Forum Discussion
Thanks for your quick response. Here is the example - “{SOURCE_COLUMN_NAME: COLUMN_NAME1:[{DATATYPE: NUMBER, MAX_LENGTH: null,PRECISION :25,NUMERIC_SCALE:7,NULLABLE:NO}] }”
“{SOURCE_COLUMN_NAME: COLUMN_NAME2:[{DATATYPE: VARCHAR, MAX_LENGTH: 50 ,PRECISION :null ,NUMERIC_SCALE:null ,NULLABLE:NO}] }”
We could change this to different format if required. I have challenge in joining this with actual data.
The simplest thing would be to collect all the schema documents together with a GroupByN snap and then use a Join snap to add the schema to all the documents.
Can I ask why you want to do the validation yourself instead of letting the database do the validation? If the tables in the DB are already setup with the appropriate constraints, I would think that would be the most straightforward approach.

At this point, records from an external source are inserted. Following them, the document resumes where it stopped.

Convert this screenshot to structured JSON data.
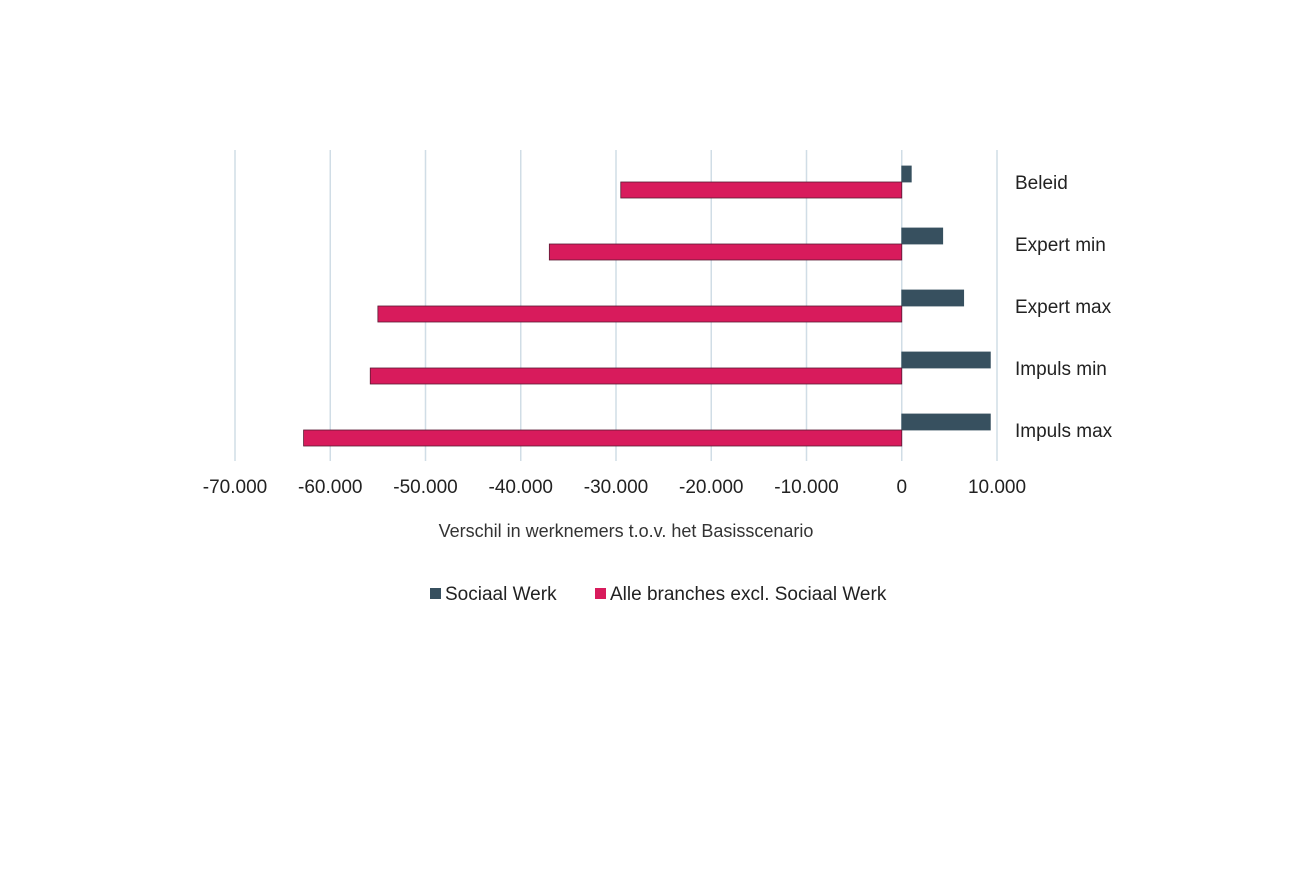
{
  "chart_data": {
    "type": "bar",
    "orientation": "horizontal",
    "categories": [
      "Beleid",
      "Expert min",
      "Expert max",
      "Impuls min",
      "Impuls max"
    ],
    "series": [
      {
        "name": "Sociaal Werk",
        "color": "#37505f",
        "values": [
          1000,
          4300,
          6500,
          9300,
          9300
        ]
      },
      {
        "name": "Alle branches excl. Sociaal Werk",
        "color": "#d81b5c",
        "values": [
          -29500,
          -37000,
          -55000,
          -55800,
          -62800
        ]
      }
    ],
    "xlabel": "Verschil in werknemers t.o.v. het Basisscenario",
    "ylabel": "",
    "xlim": [
      -70000,
      10000
    ],
    "xticks": [
      -70000,
      -60000,
      -50000,
      -40000,
      -30000,
      -20000,
      -10000,
      0,
      10000
    ],
    "xtick_labels": [
      "-70.000",
      "-60.000",
      "-50.000",
      "-40.000",
      "-30.000",
      "-20.000",
      "-10.000",
      "0",
      "10.000"
    ],
    "grid": "vertical",
    "grid_color": "#d0dde6",
    "legend_position": "bottom"
  }
}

- Ksivagurunathan7 years agoContributor
we want to validate the data sooner than doing in our batch processing which loads data to table. We could create triggered task and use that to validate the errors in data immediately and that way we could reuse some of the validation code rather developing one for each and every file. Data validation rules are going to be similar for any delimited files.